OK, we’ve established that nonsense pyramid schemes are nonsense. What should you do instead? Let it never be said that I’m not solutions-oriented. Here are some legitimate side hustles that you might consider instead.
- Take part in the sharing economy. Uber, Lyft, Door Dash, and all the rest are the new hotness. There are a number of recent startups that allow you to clock in and out as you please, work as little or as much as you like, and make more money than you will ever make as a tiny stone at the bottom of a pyramid.
- Start an Amazon FBA business. Short for “Fulfilled by Amazon,” this is a business where you essentially purchase products, create an Amazon listing, ship them to an Amazon warehouse, and sell them transparently on the world’s largest online retailer. Note that this is not a plan completely without risk. It’s possible to lose a lot of money doing Amazon FBA, too, but some people have made serious money. As with real estate, personal finance, and basically everything else, beware charlatans. Most people in the FBA space make their money by selling you courses about FBA. What’s that we said above about selling a fantasy?
- Write eBooks. KDP (Kindle Direct Publishing) has made the barrier to entry on Amazon’s Kindle Marketplace astonishingly low. Self-published authors (particularly in the field of romance/erotica novels) can make a huge amount writing relatively short books with zero overhead. My own book makes a 20-30 bucks a month. It’s not much, but I do literally nothing to promote it, and it’s in a niche genre (long distance real estate investment).
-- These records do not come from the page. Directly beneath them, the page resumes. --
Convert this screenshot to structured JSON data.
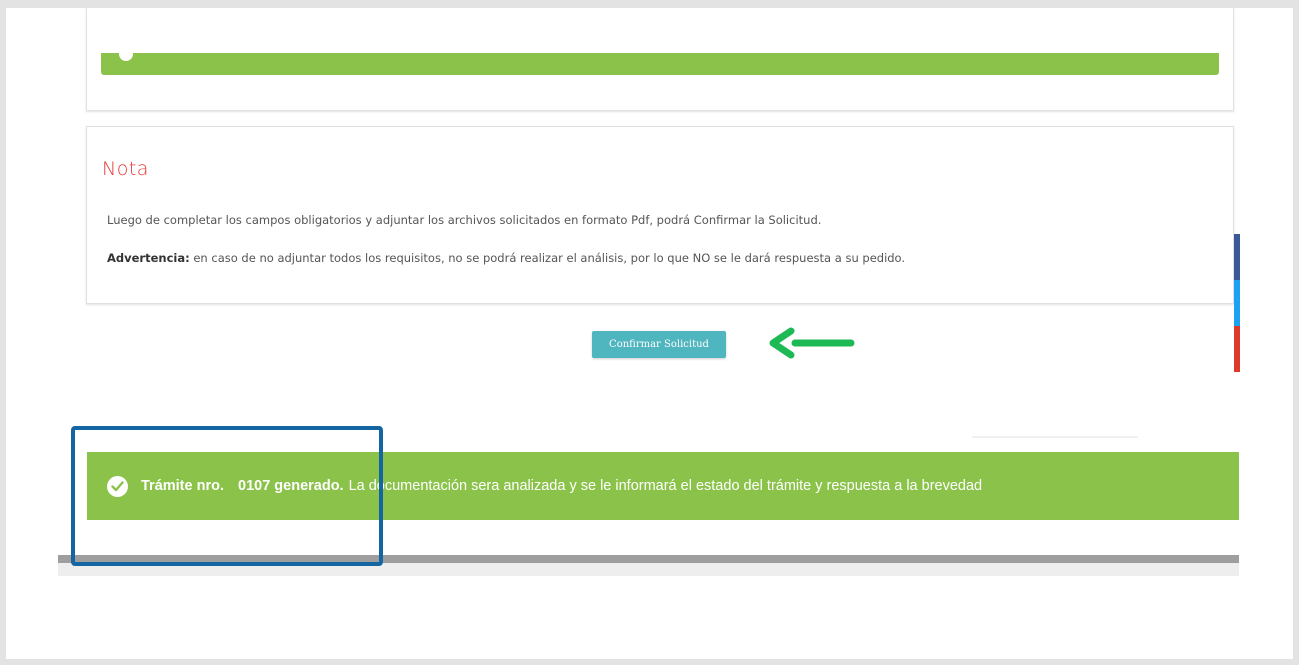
{
  "note": {
    "title": "Nota",
    "line1": "Luego de completar los campos obligatorios y adjuntar los archivos solicitados en formato Pdf, podrá Confirmar la Solicitud.",
    "warning_label": "Advertencia:",
    "warning_text": " en caso de no adjuntar todos los requisitos, no se podrá realizar el análisis, por lo que NO se le dará respuesta a su pedido."
  },
  "confirm_button": {
    "label": "Confirmar Solicitud"
  },
  "success": {
    "prefix": "Trámite nro.",
    "number_text": "0107 generado.",
    "message": "La documentación sera analizada y se le informará el estado del trámite y respuesta a la brevedad",
    "icon": "check-circle-icon"
  },
  "colors": {
    "success_green": "#8bc34a",
    "note_title_red": "#e53935",
    "button_teal": "#4fb5bf",
    "highlight_blue": "#1565a3",
    "arrow_green": "#1db954",
    "facebook_blue": "#3b5998",
    "twitter_blue": "#1da1f2",
    "google_red": "#dd3a2c"
  }
}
- Pick up free stuff from CraigsList, then sell it. Sometimes, people just want stuff to disappear. Pick up anything of value on CraigsList, take some decent pictures of it, and sell it at a bargain price. Don’t deliver. Boom, instant money.
In short, “do literally anything else.” MLM companies exist because they are able to convince good-hearted, well-meaning people to rope in other good-hearted, well-meaning people for the benefit of some executive who doesn’t care one bit about you or your family. Business is hard. Successful business is really hard. If you’re going to take a risk, at least build your business around something you can really trust– yourself.